以上は、手術前後の医師の説明から書きましたので、私が実際に見たわけではないことをご了承ください。
処方された薬に関してですが、抗生物質で、術後の感染などを防ぐために飲んだものです。
手術後は、硬膜外麻酔のカテーテルがそのまま痛み止めの薬を入れる役目を果たすため、2・3日は背中に入ったままでした。

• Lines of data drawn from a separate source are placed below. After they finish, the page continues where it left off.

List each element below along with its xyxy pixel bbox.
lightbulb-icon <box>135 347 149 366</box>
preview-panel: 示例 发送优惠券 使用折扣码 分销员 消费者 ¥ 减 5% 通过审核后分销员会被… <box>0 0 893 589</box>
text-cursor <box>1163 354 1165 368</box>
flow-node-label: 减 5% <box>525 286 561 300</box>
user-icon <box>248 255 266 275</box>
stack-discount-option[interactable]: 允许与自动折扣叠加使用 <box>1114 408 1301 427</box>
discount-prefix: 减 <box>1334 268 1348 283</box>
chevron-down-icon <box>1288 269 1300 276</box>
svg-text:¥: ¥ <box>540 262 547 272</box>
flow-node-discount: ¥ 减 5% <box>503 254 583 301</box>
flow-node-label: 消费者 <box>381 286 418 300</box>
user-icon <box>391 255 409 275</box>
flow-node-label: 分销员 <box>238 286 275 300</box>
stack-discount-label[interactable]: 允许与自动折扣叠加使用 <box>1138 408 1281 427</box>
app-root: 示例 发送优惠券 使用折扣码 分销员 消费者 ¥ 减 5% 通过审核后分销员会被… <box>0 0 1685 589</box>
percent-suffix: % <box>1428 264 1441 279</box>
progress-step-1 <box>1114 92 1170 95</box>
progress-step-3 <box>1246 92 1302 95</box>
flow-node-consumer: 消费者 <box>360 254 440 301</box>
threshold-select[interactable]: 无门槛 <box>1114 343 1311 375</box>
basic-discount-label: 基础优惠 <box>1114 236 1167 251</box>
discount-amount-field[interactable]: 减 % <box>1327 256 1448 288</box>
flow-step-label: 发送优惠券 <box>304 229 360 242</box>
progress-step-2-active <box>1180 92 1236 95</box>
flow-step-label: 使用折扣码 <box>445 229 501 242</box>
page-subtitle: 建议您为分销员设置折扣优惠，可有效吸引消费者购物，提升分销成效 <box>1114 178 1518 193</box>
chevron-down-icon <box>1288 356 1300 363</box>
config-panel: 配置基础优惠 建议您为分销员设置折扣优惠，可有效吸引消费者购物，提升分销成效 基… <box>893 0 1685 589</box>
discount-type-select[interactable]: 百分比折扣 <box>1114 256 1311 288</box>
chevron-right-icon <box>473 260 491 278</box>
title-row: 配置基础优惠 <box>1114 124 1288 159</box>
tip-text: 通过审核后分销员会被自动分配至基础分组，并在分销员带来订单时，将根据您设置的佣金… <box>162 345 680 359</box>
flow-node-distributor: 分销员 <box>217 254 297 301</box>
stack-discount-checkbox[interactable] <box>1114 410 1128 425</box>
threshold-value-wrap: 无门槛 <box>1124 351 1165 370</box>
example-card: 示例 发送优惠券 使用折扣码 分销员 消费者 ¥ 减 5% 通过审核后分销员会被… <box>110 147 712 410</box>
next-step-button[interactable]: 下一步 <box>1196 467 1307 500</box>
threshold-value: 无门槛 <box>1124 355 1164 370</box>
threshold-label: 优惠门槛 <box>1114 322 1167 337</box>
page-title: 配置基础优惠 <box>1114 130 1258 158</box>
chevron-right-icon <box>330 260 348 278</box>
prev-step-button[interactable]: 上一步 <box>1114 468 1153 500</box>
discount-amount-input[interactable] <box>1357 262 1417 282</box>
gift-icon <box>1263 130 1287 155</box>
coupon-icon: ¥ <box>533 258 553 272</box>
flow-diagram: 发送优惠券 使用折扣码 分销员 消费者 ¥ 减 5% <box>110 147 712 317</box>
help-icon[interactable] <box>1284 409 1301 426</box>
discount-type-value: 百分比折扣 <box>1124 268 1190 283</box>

手術当日の夜は、ひと晩フットポンプを下肢に装着し、血流が滞るのを防ぐのですが、これが一番つらかったです。眠れませんので。
しかし、食事はとてもおいしかったです。
病院食なので和食中心ですし、子供や老人も食べるためか、柔らかめのおかずが多かったですが、薄味ながらも味はしっかりしている感じで良かったです。
経過はおおむね順調で、問題なく退院に至りました。
その一ヵ月後に診察を受けて、回復も順調な様子なので、これで治療は終わりですと言われました。
子宮の負担を避けるため、あと3回の生理を待ってから妊娠を考えるようにとのアドバイスで、その通り守ったところ、手術から半年も経たないうちに赤ちゃんを授かりました。
既往歴があることから帝王切開となりましたが、妊娠期間中も何の問題もなく過ごせたことで、つらい手術を乗り切ったことを、本当に良かったと思うようになりました。
私のおなかには、たくさんの傷がありますが、これは私にとっては勲章です。